The form says 'name or nickname', not Webkinz username. I hope people don't call you that in real life. Anyway, I am happy to advise you on how to improve your appearance. I don't have a picture of you, but I think I can still help you. First off, start exercising. If you do that, it'll be easier to do the enxt step. You can just start out doing 30 minutes of cardio on a treadmill or elliptical at Planet Fitness. It's cheap membership and easy to do. You can watch a show or listen to music while doing it, and it'll burn some calories. Next, you need to eat less. That's all there is to it. No weird diets or anything. For breakfast, have a coffee (no sugar) and a protein bar.
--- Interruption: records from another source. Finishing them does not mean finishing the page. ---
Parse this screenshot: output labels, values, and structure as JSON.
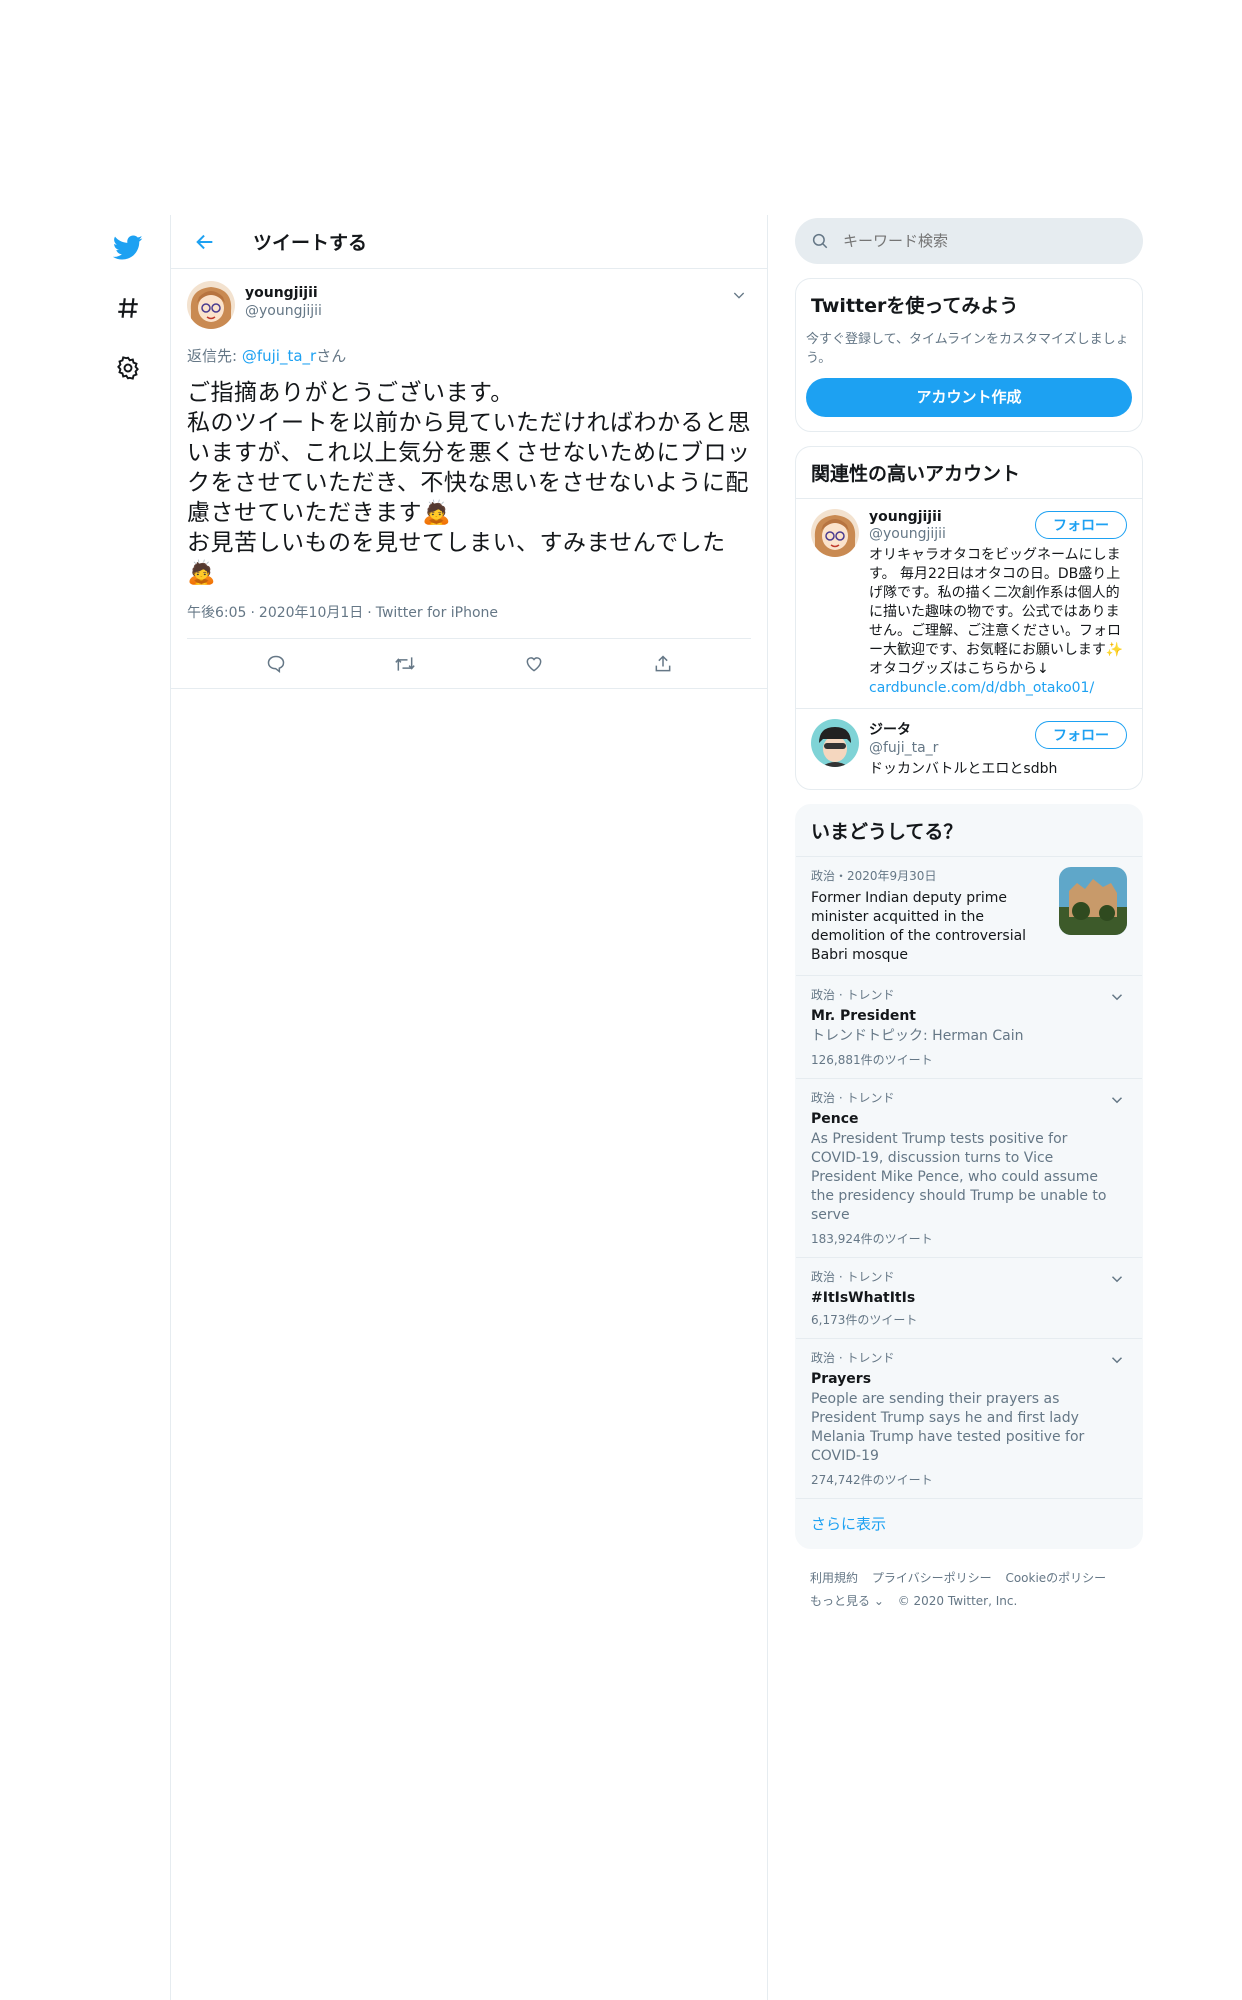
{
  "nav": {
    "icons": [
      "twitter-bird-icon",
      "hashtag-icon",
      "settings-gear-icon"
    ]
  },
  "main": {
    "title": "ツイートする",
    "tweet": {
      "author_name": "youngjijii",
      "author_handle": "@youngjijii",
      "reply_prefix": "返信先: ",
      "reply_handle": "@fuji_ta_r",
      "reply_suffix": "さん",
      "body": "ご指摘ありがとうございます。\n私のツイートを以前から見ていただければわかると思いますが、これ以上気分を悪くさせないためにブロックをさせていただき、不快な思いをさせないように配慮させていただきます🙇\nお見苦しいものを見せてしまい、すみませんでした🙇",
      "time": "午後6:05",
      "date": "2020年10月1日",
      "source": "Twitter for iPhone"
    }
  },
  "side": {
    "search_placeholder": "キーワード検索",
    "signup": {
      "title": "Twitterを使ってみよう",
      "subtitle": "今すぐ登録して、タイムラインをカスタマイズしましょう。",
      "button": "アカウント作成"
    },
    "related": {
      "title": "関連性の高いアカウント",
      "users": [
        {
          "name": "youngjijii",
          "handle": "@youngjijii",
          "bio": "オリキャラオタコをビッグネームにします。 毎月22日はオタコの日。DB盛り上げ隊です。私の描く二次創作系は個人的に描いた趣味の物です。公式ではありません。ご理解、ご注意ください。フォロー大歓迎です、お気軽にお願いします✨オタコグッズはこちらから↓ ",
          "link": "cardbuncle.com/d/dbh_otako01/",
          "follow": "フォロー"
        },
        {
          "name": "ジータ",
          "handle": "@fuji_ta_r",
          "bio": "ドッカンバトルとエロとsdbh",
          "link": "",
          "follow": "フォロー"
        }
      ]
    },
    "trends": {
      "title": "いまどうしてる？",
      "news": {
        "meta": "政治・2020年9月30日",
        "title": "Former Indian deputy prime minister acquitted in the demolition of the controversial Babri mosque"
      },
      "items": [
        {
          "meta": "政治 · トレンド",
          "name": "Mr. President",
          "desc": "トレンドトピック: Herman Cain",
          "count": "126,881件のツイート"
        },
        {
          "meta": "政治 · トレンド",
          "name": "Pence",
          "desc": "As President Trump tests positive for COVID-19, discussion turns to Vice President Mike Pence, who could assume the presidency should Trump be unable to serve",
          "count": "183,924件のツイート"
        },
        {
          "meta": "政治 · トレンド",
          "name": "#ItIsWhatItIs",
          "desc": "",
          "count": "6,173件のツイート"
        },
        {
          "meta": "政治 · トレンド",
          "name": "Prayers",
          "desc": "People are sending their prayers as President Trump says he and first lady Melania Trump have tested positive for COVID-19",
          "count": "274,742件のツイート"
        }
      ],
      "show_more": "さらに表示"
    },
    "footer": {
      "terms": "利用規約",
      "privacy": "プライバシーポリシー",
      "cookie": "Cookieのポリシー",
      "more": "もっと見る ⌄",
      "copyright": "© 2020 Twitter, Inc."
    }
  },
  "colors": {
    "accent": "#1da1f2",
    "border": "#e6ecf0",
    "muted": "#657786"
  }
}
Bring your lunch from home and make some sort of sandwich on brown bread. For dinner, have some meat or fish (grilled not fried) and a serving of vegetables. No extras. You will lose weight if you do all that, guaranteed. Outside of that, go get a haircut and have them add some color. Let them decide on something if you can't think of how you want to change it. Wear makeup if you don't already and buy some cheap new clothes online (from Shein or Romwe or something, just to add some items to your wardrobe.) Smile more often and wear contacts instead of glasses. Do all of that and you'll look (and feel) a lot better.